UV killing of E. coli and S. enterica. Strains tested were as follows: wild-type S. enterica (recA⁺ lexA⁺ sulA⁺, with all prophages present [TT23656]); S. enterica Fels-2⁻ Gifsy-1⁻ Gifsy-2⁻ (lexA suppressor strain Slx10 made lexA⁺ and sulA⁺ [TT23657]); S. enterica recA (recA1 [TT9048]); E. coli K-12 strain, lexA⁺ sulA⁺ recA⁺, without a lambda lysogen [TR7178]).

FIG. 7.

Genetic map of the Gifsy phages, with the damage-inducible (din) insertions indicated. Allele numbers point to the site of a din::MudJ insertion. Alleles that are strongly repressed by overexpression of LexA are boxed.

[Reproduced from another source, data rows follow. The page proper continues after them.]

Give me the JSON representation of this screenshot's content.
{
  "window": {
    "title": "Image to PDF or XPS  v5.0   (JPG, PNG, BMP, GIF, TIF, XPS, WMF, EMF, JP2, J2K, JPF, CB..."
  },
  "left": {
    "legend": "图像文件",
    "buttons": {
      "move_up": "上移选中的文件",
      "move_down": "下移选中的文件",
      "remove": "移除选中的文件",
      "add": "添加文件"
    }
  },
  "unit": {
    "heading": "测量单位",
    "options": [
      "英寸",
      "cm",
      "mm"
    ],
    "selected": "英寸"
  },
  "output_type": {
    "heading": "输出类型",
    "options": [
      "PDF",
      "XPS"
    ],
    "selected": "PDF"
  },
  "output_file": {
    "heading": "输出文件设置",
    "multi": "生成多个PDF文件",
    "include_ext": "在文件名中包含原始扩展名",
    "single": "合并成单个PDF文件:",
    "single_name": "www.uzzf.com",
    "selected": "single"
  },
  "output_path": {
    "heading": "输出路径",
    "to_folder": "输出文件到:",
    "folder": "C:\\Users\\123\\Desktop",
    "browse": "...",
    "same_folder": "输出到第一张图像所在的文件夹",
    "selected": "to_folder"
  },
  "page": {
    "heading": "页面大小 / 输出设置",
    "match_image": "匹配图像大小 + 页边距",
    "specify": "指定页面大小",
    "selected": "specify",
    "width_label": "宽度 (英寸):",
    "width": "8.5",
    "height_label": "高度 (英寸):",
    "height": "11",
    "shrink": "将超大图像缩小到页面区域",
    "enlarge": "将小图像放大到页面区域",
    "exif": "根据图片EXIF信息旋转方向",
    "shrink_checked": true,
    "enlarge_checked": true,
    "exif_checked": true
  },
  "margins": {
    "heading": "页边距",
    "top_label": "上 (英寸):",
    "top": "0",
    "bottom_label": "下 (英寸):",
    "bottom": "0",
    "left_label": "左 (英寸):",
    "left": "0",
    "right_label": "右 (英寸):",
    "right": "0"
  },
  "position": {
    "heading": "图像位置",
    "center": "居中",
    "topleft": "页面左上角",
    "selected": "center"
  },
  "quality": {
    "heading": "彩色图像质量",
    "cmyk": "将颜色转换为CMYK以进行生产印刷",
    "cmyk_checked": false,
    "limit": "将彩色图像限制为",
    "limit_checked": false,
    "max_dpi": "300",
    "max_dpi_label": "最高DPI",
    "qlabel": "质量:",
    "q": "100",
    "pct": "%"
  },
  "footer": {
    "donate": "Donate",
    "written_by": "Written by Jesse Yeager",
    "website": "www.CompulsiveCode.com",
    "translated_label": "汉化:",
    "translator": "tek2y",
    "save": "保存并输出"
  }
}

Open reading frames in black are nearly identical in both phages, patterned open reading frames show little similarity between Gifsy-1 and Gifsy-2. Nomenclature is as for lambda-like phages: int, integration; xis, excision; red, recombination; imm, immunity; b region, nonessential genes. The positions of the phages in the Salmonella genome are shown in centisomes (cs). (Basic diagram kindly provided by Lionello Bossi and Nara Figueroa.)